Carmen salió a la calle y se quedó momentáneamente deslumbrada por el sol que brillaba sobre el empedrado. Orientándose distinguió a Rudolf junto al aparato, fuera del cobertizo de los aviones, y corrió hacia él seguida por Torres Cabrera.

La fugitiva se refugió en brazos de su amante. Llegó su perseguidor jadeante y la fulminó con la mirada.

—¡He perdido tres buenos legionarios por culpa de esta puta! —declaró rechinando los dientes y señalándola con una mano teñida de sangre seca.

Llegaron tío Martin y los caseros. Gregoria se dirigió a la muchacha.

—¡Ay, qué desgracia tan grande, señorita! ¿Cómo está usted?

Carmen rompió a llorar en brazos de la anciana.

—¡La señorita es una puta espía roja y yo he venido a detenerla! —manifestó Torres Cabrera mirando retadoramente a Von Balke, y dirigiéndose a Carmen la agarró bruscamente por la muñeca—: Ven conmigo, que llorar no te va a servir de nada.

El puñetazo de Rudolf lo alcanzó en la cara y lo hizo trastabillar.

—Esta señorita está en mi casa y bajo mi protección —intervino Martin Bauer, que acababa de unirse al grupo.

Torres Cabrera le dirigió una sonrisa sardónica.

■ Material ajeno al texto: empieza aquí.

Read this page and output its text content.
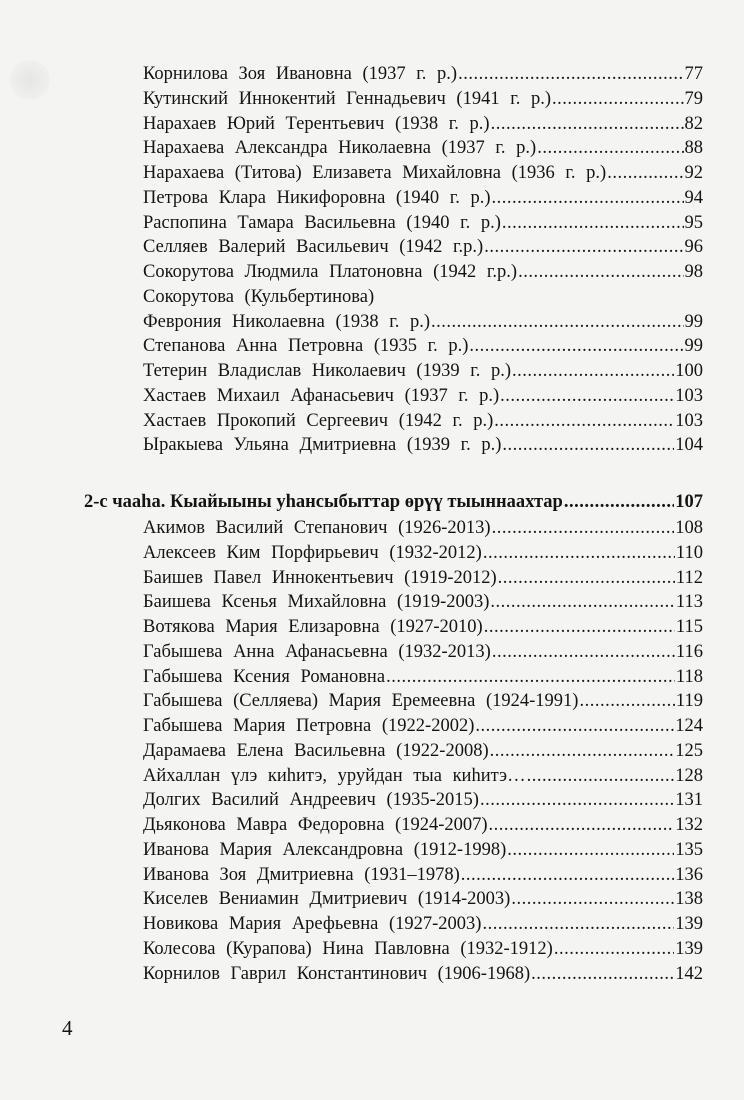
Корнилова Зоя Ивановна (1937 г. р.) .....	77
Кутинский Иннокентий Геннадьевич (1941 г. р.) .....	79
Нарахаев Юрий Терентьевич (1938 г. р.) .....	82
Нарахаева Александра Николаевна (1937 г. р.) .....	88
Нарахаева (Титова) Елизавета Михайловна (1936 г. р.) .....	92
Петрова Клара Никифоровна (1940 г. р.) .....	94
Распопина Тамара Васильевна (1940 г. р.) .....	95
Селляев Валерий Васильевич (1942 г.р.) .....	96
Сокорутова Людмила Платоновна (1942 г.р.) .....	98
Сокорутова (Кульбертинова)
Феврония Николаевна (1938 г. р.) .....	99
Степанова Анна Петровна (1935 г. р.) .....	99
Тетерин Владислав Николаевич (1939 г. р.) .....	100
Хастаев Михаил Афанасьевич (1937 г. р.) .....	103
Хастаев Прокопий Сергеевич (1942 г. р.) .....	103
Ыракыева Ульяна Дмитриевна (1939 г. р.) .....	104
2-с чааһа. Кыайыыны уһансыбыттар өрүү тыыннаахтар .....	107
Акимов Василий Степанович (1926-2013) .....	108
Алексеев Ким Порфирьевич (1932-2012) .....	110
Баишев Павел Иннокентьевич (1919-2012) .....	112
Баишева Ксенья Михайловна (1919-2003) .....	113
Вотякова Мария Елизаровна (1927-2010) .....	115
Габышева Анна Афанасьевна (1932-2013) .....	116
Габышева Ксения Романовна .....	118
Габышева (Селляева) Мария Еремеевна (1924-1991) .....	119
Габышева Мария Петровна (1922-2002) .....	124
Дарамаева Елена Васильевна (1922-2008) .....	125
Айхаллан үлэ киһитэ, уруйдан тыа киһитэ… .....	128
Долгих Василий Андреевич (1935-2015) .....	131
Дьяконова Мавра Федоровна (1924-2007) .....	132
Иванова Мария Александровна (1912-1998) .....	135
Иванова Зоя Дмитриевна (1931–1978) .....	136
Киселев Вениамин Дмитриевич (1914-2003) .....	138
Новикова Мария Арефьевна (1927-2003) .....	139
Колесова (Курапова) Нина Павловна (1932-1912) .....	139
Корнилов Гаврил Константинович (1906-1968) .....	142
4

—¡Este pendón no es, ni ha sido nunca, una señorita! —escupió su desprecio y su resentimiento, mientras con el dorso de la mano se limpiaba la sangre que le manaba del labio reventado—. Es un putón de corrala trianera que se llama Carmen Albaida y ha sido toda la vida fregona de mi casa. A su padre y a su hermano los fusilamos hace dos meses por rojos y anarquistas y a ella nos la follamos entre cinco por roja y por puta. Y ahora me la voy a llevar y no va a haber Dios que lo impida. ¡Por cojones!

—La señorita se queda aquí —advirtió Rudolf.

—¡La puta se viene conmigo! —bramó Torres Cabrera—. Y a ti ya te ajustaré las cuentas, que eres un mierda y un cagao que te has dejado engañar por ella…

Rudolf levantó su Luger y apuntó a la cabeza del delegado gubernativo.

—Abandona El Espinar ahora mismo o te vuelo la tapa de los sesos.

Torres Cabrera encaró el fino cañón pavonado y sacó pecho, creciéndose. Había perdido bastante sangre y volvía a nublársele la vista.

—¡Fuera! —lo conminó Rudolf, señalándole el camino con el arma.

Torres Cabrera todavía le sostuvo la mirada durante unos instantes. Luego comprendió que no le quedaba otra alternativa que marcharse. Antes de alejarse se volvió y le advirtió a la muchacha:

—Carmelilla, no tengas cuidado que volveré por ti, que mis amigos y yo tenemos que tener otra conversación contigo como la de marras. —Sonrió cruelmente—. Ahora me voy a dar parte y volveré con una orden de Queipo. ¡De ésta no te libras!